发布于 2024-10-08 22:29:20 字数 448 浏览 7 评论 0原文

我有这样的文档:

{
   "_id": ObjectId("4d17c7963ffcf60c1100002f"),
   "title": "Text",
   "params": {
     "brand": "BMW",
     "model": "i3"
    }
}

{
   "_id": ObjectId("4d17c7963ffcf60c1100002f"),
   "title": "Text",
   "params": {
     "brand": "BMW",
     "model": "i5"
    }
}

我需要的是每个参数值的计数。就像:

brand
---------
BMW (2)

model
---------
i3 (1)
i5 (1)

我想我必须编写映射/归约函数。
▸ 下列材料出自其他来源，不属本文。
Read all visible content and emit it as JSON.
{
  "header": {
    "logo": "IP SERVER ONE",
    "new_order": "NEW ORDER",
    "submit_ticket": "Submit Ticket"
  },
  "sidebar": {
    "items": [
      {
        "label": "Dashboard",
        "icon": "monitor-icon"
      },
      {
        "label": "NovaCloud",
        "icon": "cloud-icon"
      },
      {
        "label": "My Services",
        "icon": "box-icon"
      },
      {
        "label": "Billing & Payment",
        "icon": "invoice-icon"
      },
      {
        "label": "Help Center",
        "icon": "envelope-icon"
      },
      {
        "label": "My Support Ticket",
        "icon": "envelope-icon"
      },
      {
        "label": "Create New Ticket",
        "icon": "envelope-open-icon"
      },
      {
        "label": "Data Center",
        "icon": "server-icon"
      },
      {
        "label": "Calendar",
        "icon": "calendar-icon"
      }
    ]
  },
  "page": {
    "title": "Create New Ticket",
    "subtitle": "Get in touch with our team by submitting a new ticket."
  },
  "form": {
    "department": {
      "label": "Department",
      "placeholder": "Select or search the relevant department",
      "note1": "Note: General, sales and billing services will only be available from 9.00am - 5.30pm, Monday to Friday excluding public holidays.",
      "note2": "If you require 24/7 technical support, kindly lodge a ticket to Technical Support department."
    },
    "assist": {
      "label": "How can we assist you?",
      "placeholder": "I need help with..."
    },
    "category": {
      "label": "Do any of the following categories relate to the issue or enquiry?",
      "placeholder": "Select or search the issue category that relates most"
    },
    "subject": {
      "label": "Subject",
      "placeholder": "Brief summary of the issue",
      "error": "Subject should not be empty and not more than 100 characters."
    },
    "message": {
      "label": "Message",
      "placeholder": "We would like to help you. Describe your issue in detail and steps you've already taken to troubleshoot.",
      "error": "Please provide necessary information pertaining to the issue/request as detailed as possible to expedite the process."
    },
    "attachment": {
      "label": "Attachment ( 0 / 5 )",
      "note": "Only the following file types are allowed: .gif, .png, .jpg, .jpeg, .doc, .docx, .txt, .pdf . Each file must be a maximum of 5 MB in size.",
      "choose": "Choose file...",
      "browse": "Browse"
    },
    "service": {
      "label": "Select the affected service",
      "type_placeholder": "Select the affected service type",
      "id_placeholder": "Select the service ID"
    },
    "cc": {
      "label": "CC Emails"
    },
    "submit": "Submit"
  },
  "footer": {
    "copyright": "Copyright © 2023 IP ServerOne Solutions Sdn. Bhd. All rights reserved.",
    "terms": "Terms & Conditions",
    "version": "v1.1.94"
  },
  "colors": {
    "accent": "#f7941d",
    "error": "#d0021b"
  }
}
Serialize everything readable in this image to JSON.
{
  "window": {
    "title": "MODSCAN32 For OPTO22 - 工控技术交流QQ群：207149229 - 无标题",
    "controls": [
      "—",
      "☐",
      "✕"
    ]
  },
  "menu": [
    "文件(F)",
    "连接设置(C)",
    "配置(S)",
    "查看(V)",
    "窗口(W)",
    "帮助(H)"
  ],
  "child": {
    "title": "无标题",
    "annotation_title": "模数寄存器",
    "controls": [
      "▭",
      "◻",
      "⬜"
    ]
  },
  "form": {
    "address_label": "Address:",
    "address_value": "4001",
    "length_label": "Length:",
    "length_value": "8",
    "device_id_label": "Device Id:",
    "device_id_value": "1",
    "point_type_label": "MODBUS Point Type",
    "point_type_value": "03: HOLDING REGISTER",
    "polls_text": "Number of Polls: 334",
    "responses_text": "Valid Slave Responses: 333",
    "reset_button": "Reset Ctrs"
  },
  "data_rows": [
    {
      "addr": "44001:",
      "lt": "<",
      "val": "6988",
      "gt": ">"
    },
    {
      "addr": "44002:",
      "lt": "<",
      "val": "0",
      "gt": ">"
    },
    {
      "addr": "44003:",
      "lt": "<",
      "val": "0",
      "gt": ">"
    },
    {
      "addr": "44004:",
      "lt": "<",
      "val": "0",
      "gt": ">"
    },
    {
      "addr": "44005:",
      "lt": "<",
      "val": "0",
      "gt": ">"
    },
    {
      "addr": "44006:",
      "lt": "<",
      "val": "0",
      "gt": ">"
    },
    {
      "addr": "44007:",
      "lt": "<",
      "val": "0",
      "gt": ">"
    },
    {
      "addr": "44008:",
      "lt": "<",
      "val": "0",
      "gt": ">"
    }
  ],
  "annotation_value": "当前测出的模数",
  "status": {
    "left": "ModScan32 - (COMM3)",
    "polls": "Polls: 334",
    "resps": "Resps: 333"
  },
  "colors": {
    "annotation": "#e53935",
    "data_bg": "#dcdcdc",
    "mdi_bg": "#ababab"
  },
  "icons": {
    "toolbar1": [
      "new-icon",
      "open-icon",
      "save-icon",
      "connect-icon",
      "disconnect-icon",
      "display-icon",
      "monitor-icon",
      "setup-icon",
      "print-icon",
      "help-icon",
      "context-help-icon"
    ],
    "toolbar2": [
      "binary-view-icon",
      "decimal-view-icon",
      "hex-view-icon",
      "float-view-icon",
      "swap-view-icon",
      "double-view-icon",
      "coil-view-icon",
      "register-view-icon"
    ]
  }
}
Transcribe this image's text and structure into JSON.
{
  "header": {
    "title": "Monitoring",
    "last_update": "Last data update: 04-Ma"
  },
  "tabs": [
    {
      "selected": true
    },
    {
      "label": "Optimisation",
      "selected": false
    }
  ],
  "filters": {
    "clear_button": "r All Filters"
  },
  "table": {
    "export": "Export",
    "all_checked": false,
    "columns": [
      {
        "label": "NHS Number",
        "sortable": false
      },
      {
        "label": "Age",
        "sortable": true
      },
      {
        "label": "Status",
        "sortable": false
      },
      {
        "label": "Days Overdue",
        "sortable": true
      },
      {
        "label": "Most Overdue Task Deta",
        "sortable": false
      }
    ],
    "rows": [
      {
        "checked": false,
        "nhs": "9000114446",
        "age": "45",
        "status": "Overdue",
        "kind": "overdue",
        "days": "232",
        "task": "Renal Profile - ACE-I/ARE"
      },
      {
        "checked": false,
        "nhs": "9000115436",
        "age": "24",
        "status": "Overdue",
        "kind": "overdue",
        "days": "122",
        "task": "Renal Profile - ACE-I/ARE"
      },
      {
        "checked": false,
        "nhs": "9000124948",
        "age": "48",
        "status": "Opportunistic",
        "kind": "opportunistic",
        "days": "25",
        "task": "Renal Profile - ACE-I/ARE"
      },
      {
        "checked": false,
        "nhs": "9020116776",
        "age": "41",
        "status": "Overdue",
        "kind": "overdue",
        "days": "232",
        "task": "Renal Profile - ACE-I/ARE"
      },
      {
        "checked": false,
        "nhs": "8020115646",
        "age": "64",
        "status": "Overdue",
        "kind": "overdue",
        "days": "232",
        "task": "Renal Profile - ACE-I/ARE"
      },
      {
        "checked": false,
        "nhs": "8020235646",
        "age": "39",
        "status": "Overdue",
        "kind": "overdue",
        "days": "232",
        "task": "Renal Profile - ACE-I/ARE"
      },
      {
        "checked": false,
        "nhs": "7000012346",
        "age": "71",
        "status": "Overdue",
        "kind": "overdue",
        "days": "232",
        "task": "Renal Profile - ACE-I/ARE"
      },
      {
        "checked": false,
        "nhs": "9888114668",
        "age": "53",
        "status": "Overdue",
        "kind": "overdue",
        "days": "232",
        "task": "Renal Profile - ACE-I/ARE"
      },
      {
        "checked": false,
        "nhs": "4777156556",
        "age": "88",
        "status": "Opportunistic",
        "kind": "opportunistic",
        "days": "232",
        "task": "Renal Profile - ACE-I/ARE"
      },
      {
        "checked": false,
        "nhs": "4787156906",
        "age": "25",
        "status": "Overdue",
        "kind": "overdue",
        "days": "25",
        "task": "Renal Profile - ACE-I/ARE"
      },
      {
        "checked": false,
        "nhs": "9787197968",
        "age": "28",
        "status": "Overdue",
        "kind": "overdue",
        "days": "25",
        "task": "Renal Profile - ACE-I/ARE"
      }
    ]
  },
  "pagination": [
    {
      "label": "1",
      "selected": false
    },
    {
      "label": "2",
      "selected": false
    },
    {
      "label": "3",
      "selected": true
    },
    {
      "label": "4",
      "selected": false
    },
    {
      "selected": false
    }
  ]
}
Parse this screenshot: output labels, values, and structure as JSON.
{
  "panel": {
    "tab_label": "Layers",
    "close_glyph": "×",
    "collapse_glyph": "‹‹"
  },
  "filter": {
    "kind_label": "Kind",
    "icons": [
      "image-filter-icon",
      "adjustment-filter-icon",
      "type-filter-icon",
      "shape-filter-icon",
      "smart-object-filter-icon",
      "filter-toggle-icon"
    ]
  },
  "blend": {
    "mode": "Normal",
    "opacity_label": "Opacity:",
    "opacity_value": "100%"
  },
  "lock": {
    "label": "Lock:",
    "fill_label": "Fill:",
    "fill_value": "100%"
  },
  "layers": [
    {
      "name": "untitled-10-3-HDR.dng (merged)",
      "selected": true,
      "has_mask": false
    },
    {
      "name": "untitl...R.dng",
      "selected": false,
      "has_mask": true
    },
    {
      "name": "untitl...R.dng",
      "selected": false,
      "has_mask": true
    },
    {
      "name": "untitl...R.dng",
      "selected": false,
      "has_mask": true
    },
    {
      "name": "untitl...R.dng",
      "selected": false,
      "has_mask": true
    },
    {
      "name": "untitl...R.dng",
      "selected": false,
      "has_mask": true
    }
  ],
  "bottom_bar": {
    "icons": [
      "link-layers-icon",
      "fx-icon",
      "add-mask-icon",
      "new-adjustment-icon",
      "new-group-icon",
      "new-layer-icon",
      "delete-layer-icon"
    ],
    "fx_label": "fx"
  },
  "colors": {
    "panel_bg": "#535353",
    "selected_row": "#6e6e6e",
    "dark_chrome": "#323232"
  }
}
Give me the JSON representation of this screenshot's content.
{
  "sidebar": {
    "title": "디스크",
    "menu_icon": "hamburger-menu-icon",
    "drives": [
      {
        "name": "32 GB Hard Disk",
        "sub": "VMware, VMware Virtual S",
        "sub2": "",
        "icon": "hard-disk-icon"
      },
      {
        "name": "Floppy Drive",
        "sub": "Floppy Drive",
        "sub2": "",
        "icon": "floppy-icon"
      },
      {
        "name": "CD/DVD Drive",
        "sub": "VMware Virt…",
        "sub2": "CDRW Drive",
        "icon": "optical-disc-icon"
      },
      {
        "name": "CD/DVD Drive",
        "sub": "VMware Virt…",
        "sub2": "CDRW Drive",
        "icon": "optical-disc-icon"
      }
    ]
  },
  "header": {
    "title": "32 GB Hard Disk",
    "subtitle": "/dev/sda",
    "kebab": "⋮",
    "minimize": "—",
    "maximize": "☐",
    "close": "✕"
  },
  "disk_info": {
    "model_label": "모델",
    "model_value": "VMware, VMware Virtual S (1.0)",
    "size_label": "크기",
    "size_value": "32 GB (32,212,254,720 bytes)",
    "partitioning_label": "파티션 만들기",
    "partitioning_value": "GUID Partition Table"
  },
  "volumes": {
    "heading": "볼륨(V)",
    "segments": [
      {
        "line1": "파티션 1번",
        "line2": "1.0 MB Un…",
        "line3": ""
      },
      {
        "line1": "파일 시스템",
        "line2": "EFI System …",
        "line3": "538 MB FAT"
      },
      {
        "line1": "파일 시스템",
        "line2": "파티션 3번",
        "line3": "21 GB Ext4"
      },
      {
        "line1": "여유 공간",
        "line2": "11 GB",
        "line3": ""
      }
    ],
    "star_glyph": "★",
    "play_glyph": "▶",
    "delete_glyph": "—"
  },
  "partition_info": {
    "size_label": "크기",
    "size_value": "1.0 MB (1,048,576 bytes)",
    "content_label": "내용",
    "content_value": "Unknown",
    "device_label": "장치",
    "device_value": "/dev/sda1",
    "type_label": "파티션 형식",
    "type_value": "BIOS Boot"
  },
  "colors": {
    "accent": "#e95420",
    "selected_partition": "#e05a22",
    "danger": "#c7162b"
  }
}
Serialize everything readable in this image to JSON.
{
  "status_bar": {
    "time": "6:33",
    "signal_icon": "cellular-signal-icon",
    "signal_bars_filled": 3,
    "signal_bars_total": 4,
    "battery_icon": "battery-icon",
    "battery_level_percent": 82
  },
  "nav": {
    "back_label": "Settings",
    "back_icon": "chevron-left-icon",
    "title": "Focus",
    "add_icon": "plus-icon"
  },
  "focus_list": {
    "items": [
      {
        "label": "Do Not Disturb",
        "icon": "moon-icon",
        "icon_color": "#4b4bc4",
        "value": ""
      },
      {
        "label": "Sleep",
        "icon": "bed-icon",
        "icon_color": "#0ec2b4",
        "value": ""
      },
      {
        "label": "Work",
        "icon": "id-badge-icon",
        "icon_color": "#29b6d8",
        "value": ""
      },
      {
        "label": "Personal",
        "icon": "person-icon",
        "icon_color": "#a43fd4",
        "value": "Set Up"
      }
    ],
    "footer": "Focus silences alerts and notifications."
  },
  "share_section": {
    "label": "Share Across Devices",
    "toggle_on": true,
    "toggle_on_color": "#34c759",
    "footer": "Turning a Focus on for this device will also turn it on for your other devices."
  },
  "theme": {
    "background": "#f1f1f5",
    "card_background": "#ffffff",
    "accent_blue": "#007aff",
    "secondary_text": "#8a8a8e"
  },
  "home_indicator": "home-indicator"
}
我该怎么做?谢谢。

I have document like this:

{
   "_id": ObjectId("4d17c7963ffcf60c1100002f"),
   "title": "Text",
   "params": {
     "brand": "BMW",
     "model": "i3"
    }
}

{
   "_id": ObjectId("4d17c7963ffcf60c1100002f"),
   "title": "Text",
   "params": {
     "brand": "BMW",
     "model": "i5"
    }
}

What i need is the count of every params values. like:

brand
---------
BMW (2)

model
---------
i3 (1)
i5 (1)

I think i have to write map/reduce functions. How can i do this? Thanks.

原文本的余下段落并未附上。